Ancien français
VERTU
Étymologie
Ce substantif, issu du latin classique virtutem, désignait toute espèce de qualité ou de mérite masculin : « courage », « force », « énergie morale », etc. Le substantif virtus est un dérivé du nom vir (l’« homme » par opposition à la « femme »), et le sens classique du mot témoigne d’une vision sexuellement hiérarchisée, voire misogyne, de la morale.
Ancienne langue
- Les premiers emplois du mot reprennent ceux du latin et renvoient aux qualités considérées comme viriles : « courage, vaillance, force physique, etc. ». Témoin la locution par vertu : « avec force ».
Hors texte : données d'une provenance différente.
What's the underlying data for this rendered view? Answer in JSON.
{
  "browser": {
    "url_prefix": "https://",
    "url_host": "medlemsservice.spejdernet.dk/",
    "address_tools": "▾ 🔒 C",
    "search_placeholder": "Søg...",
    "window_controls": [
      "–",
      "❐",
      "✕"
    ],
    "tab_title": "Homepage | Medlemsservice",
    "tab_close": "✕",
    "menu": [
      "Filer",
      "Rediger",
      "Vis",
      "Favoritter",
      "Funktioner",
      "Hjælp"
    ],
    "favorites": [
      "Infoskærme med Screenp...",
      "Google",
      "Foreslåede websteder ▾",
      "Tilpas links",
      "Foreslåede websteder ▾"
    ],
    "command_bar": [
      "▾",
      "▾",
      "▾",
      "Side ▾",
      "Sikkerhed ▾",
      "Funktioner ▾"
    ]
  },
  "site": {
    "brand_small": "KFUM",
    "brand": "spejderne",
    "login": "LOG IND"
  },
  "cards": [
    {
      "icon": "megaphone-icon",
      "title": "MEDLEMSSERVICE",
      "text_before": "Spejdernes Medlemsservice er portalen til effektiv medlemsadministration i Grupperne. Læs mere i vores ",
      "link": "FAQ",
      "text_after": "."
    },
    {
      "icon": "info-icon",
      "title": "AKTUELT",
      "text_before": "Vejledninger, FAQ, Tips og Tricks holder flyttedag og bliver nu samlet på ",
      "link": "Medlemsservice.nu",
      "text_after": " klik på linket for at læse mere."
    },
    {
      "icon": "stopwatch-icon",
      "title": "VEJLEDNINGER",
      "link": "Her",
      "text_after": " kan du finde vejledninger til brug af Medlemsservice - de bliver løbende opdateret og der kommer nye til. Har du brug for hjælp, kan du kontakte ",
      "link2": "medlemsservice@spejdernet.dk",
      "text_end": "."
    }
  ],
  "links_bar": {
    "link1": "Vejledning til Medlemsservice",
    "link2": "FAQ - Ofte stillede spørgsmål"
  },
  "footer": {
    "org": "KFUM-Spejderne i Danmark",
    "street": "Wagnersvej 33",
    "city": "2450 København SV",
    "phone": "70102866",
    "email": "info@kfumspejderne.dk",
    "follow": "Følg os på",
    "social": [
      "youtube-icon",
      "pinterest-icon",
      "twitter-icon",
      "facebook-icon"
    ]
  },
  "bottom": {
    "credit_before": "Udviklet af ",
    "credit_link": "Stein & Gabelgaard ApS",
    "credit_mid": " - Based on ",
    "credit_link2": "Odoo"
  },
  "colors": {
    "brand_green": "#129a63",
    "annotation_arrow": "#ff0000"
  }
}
- Par analogie, le mot s’est employé au Moyen Âge au sens de « pouvoir surnaturel, miracle ». Par affaiblissement, ce nom a ensuite pu signifier « pouvoir, puissance ».
- Par glissement de la valeur laudative du mot, on retrouve vertu dans le vocabulaire chrétien au sens de « disposition constante à pratiquer le bien ».
- Appliqué à des inanimés, le mot désigne depuis le XIIe siècle le « principe qui, dans une chose, est considéré comma la cause des effets qu’elle produit », d’où l’acception de « pouvoir actif » (XIIIe siècle). On parle par exemple des vertus de telle ou telle plante médicinale.
- Par spécialisation dans le domaine juridique, le mot s’emploie en parlant d’un écrit ou d’un acte juridique au sens de « validité » (la vertu d’un testament).
Évolution jusqu’au français moderne
- Le mot vertu conserve à l’époque classique son sens de « force physique, vigueur ». Celui-ci a néanmoins disparu aujourd’hui.
- Le sens de « pouvoir, puissance » ne s’est conservé que dans la locution prépositionnelle en vertu de (« en conséquence de »).
- Au XVIIe siècle s’opère un glissement de la valeur morale de ce mot, qui développe des acceptions nouvelles venues du vocabulaire religieux. On le trouve d’abord au sens de « force morale ». Par la suite, il s’emploie à propos des femmes avec la signification de « chasteté ». De cet emploi proviennent plusieurs expressions : un dragon de vertu (qui, chez Molière, désigne ironiquement une « femme qui protège fermement sa chasteté »), de petite vertu (locution qui s’applique aux femmes de mœurs légères). Par métonymie, cette acception donne également naissance au XVIIIe siècle au substantif vertu (« femme fidèle et chaste »). Néanmoins le sens originel de « disposition à faire le bien » s’est maintenu parallèlement.
- Vertu a été, pendant la Révolution, le nom d’une figure des jeux de cartes remplaçant la dame, terme considéré comme aristocratique.